Of course, she should have been terminated, I thought. So, what was the big deal?
It seems that a women and a co-worker were not friendly to each other. The co-worker was a “bully” that went out of her way to intimidate the other woman. One day, after following the woman around, the “bully” made a threatening gesture with her fist.
“If you hit me, I’ll hit you back,” the woman said. Because of that statement, she told the CBS interviewer, she was terminated from her job. The reason for separation of service from the company would always be “Terminate for threatening another employee”. The stigma would hinder her future employment chances.

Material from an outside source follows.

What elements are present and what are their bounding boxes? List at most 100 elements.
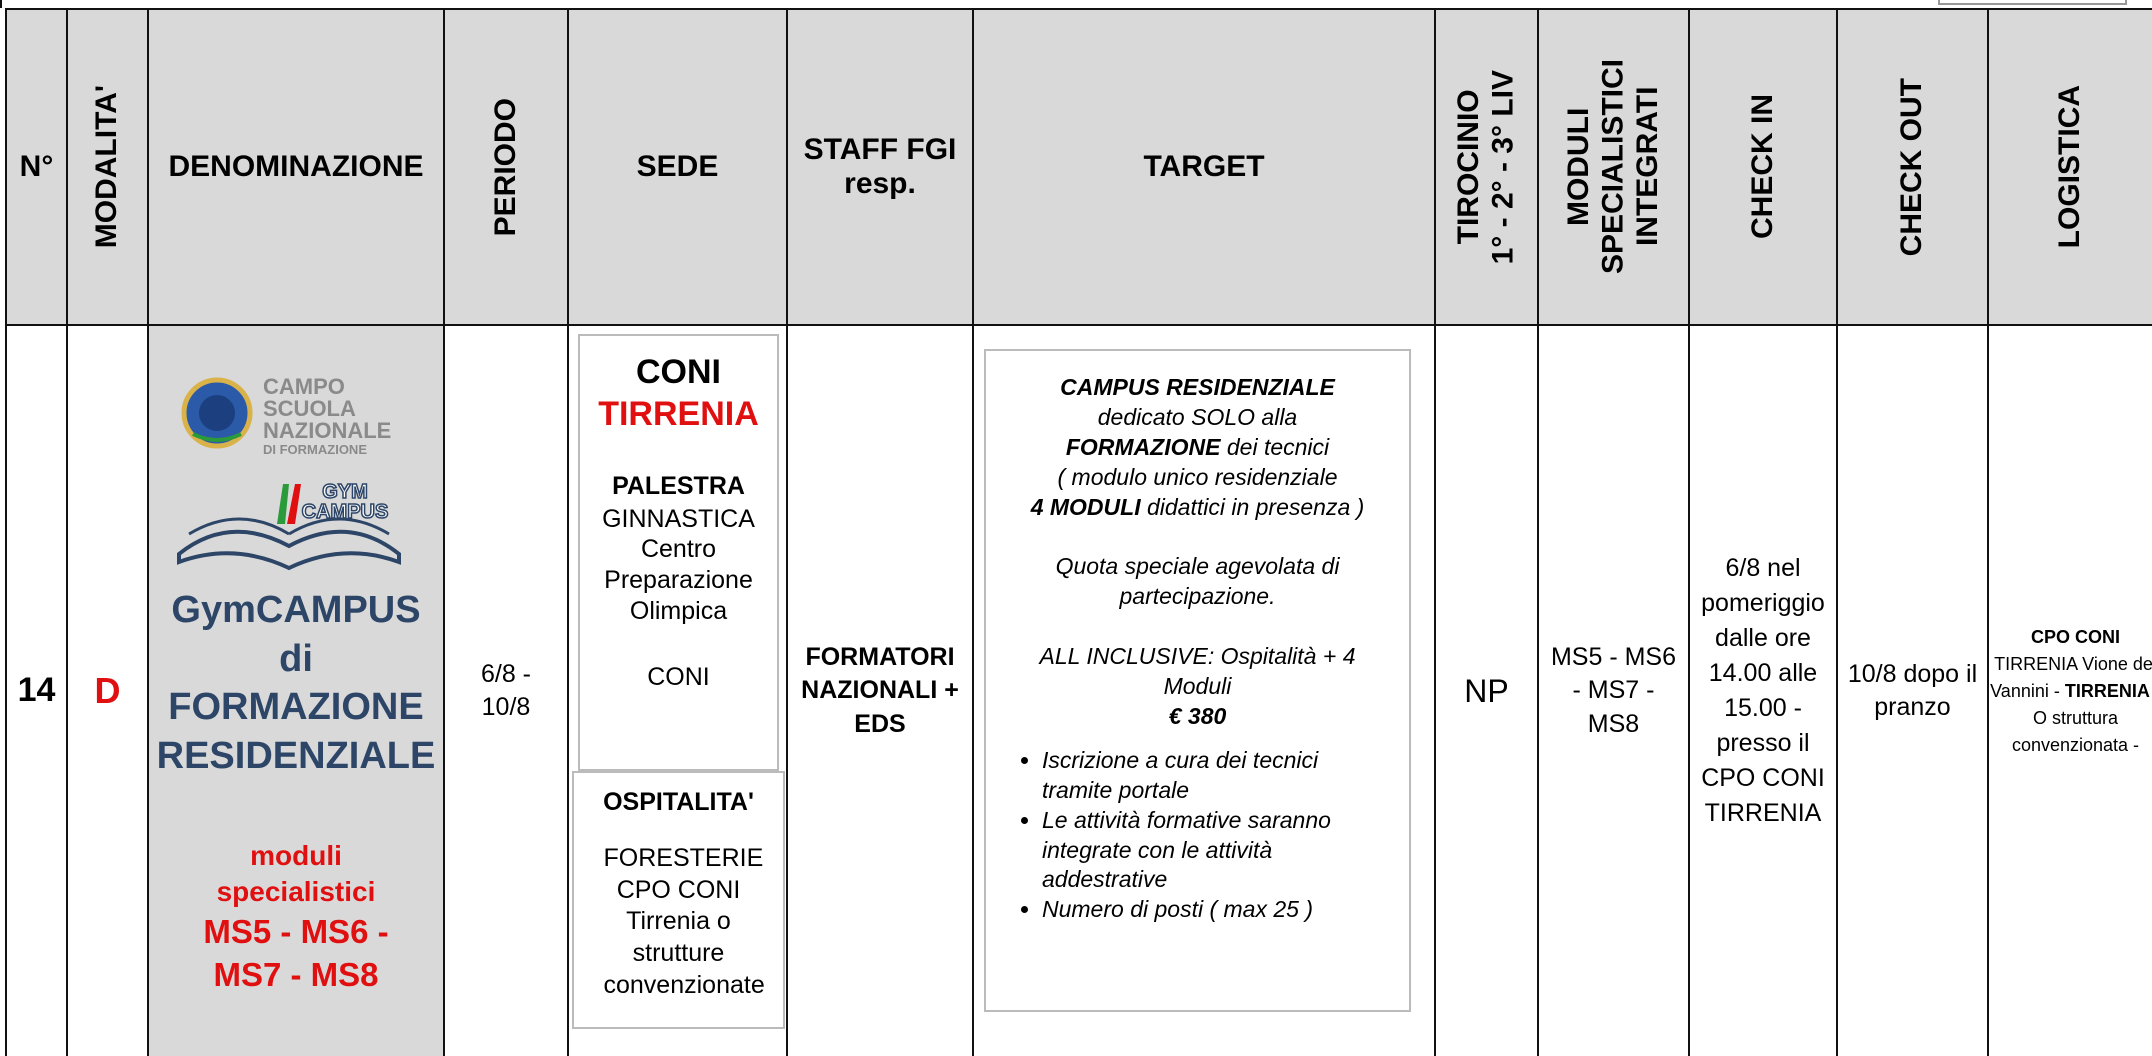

It seemed, to me, that CBS was sympathizing with the woman and allowing the viewers to judge the bully employee.
Eddie Griffin doesn’t see it that way.
If the woman was going to strike back if struck first, then it was a premeditated decision made already inside her head. Why open her mouth and say what she was going to do ahead of time.
If she was going to hit the other woman back, let her hit back. Don’t telegraph it to a room full of people.
Never ever tell your enemy that you will strike back… vengeance is mine says the Lord… I will repay.
Mine shield is my fate, and my face becomes as armor. Hit me in the face over and over again until you get tired, I once told my stepfather. I was determined not to blink, nor budge, nor bloodied, nor bruised.
Does this mean me that Eddie Griffin is non-violent? Not exactly.
I pushed the envelope until the punch was six inches from my face. Then, and only then, did I know what to do... the Lord is my shield and salvation... whom shall I fear.
As for the “bully”, I don’t understand the concept. They do not exist in the lexicon of Eddie Griffin. There are people with aggressive personality disorders, of which those who issue verbal and open threats are the most egregious kind. They are the ones more likely to carry out a violent threat.
As for the “bully” with the aggressive personality disorder, manipulating the angry emotions of her co-worker, this is a case of either terrible anti-social behavior, or a very shrewd method of playing her opponent “out of pocket” and into committing a “terminal mistake”.
You be the judge. As manager, I would have fired the verbal employee, and keep the other under observation.
If an aggrieved employee has a big chip on his or her shoulder, let it be the cross. Once provoked, twice fouled.